Torayana shrugged. “They say earlier there was some ki
nd of fight and Uko Nyakwai killed a Huron who was stealing. They say it was the dead Huron’s brothers who went to the land of Uko Nyakwai’s father. They say it was for vengeance, but who knows why men do anything, neya? Anyway, Huron are filth.” She spat again. “Look, see that brave there?” She pointed to a man who had risen and was standing beside the fire speaking. All the others were listening to him intently. “He is Pontiac, an Ottawa like Shoshanaya. He is part of her clan, the son of Recumsah’s brother.”
Quent could feel the women studying him. He glanced in Nicole’s direction. He was pleased to see her wrapped in a blanket and chatting with one of the squaws, though he guessed they were talking about him.

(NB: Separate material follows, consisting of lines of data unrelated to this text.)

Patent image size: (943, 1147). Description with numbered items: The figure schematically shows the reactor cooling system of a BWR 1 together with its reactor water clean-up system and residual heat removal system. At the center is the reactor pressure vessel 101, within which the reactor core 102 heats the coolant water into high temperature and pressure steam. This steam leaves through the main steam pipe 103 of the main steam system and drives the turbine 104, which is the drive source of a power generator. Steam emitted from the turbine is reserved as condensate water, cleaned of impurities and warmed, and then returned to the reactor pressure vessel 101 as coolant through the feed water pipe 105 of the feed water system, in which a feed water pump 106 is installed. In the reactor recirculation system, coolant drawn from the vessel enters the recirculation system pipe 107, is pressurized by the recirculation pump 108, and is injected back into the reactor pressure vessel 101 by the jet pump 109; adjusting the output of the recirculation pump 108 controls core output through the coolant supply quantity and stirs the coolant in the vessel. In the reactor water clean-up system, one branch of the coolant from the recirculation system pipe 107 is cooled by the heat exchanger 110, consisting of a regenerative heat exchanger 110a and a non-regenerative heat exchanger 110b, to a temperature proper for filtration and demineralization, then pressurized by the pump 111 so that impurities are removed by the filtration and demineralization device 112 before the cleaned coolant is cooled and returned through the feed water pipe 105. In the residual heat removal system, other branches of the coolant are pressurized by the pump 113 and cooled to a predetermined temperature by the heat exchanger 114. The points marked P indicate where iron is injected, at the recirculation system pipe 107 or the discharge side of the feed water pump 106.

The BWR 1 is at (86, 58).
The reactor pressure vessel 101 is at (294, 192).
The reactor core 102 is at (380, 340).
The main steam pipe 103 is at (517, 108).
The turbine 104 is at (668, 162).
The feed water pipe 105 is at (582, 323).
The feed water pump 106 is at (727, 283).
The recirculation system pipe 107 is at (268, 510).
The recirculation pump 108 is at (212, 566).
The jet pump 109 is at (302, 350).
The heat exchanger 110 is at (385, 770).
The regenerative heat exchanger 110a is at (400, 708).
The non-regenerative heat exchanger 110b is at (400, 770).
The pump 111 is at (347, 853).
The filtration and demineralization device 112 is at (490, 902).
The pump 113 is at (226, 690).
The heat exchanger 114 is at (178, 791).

No one else was paying any attention to the women; they were listening to Pontiac. “If we forget the old ways, what will become of us? We will sink deeper into the pit we dig for ourselves with the white man’s weapons and his tools and his firewater. Soon we will no longer be sickened by his stink.” Pontiac’s tawny skin was bathed in the fire’s glow, and the clan feathers pinned to his head were haloed by smoke. His hair was long like the Shawnees’, and around his neck was a stone carved with the sign of the turtle. The amulet around Quent’s neck was the same. Shoshanaya’s father had given it to him.
“It is time to put aside our differences and remember that we are red men and that the whites are our common enemy,” Pontiac said. “We must circulate no war belts against the Anishinabeg. We must unite to fight only those who would drive us from our lands and destroy our way of life.” He turned and looked directly at Quent, still squatting beside the brave he’d been joking with a few moments before. “Look what has become of us. We allow white men to take our women. And because they are too weak to protect them, our squaws become whores for our enemies.”
Quent got to his feet. He towered over the Ottawa, but he knew that did not mean the fight would be an easy one. Pontiac was known for his strength and his cunning. Quent felt the dirk against his lower spine, but he did not immediately reach for it. “Pontiac speaks like a child who steals the nuts and tells his elders he has killed the squirrel.”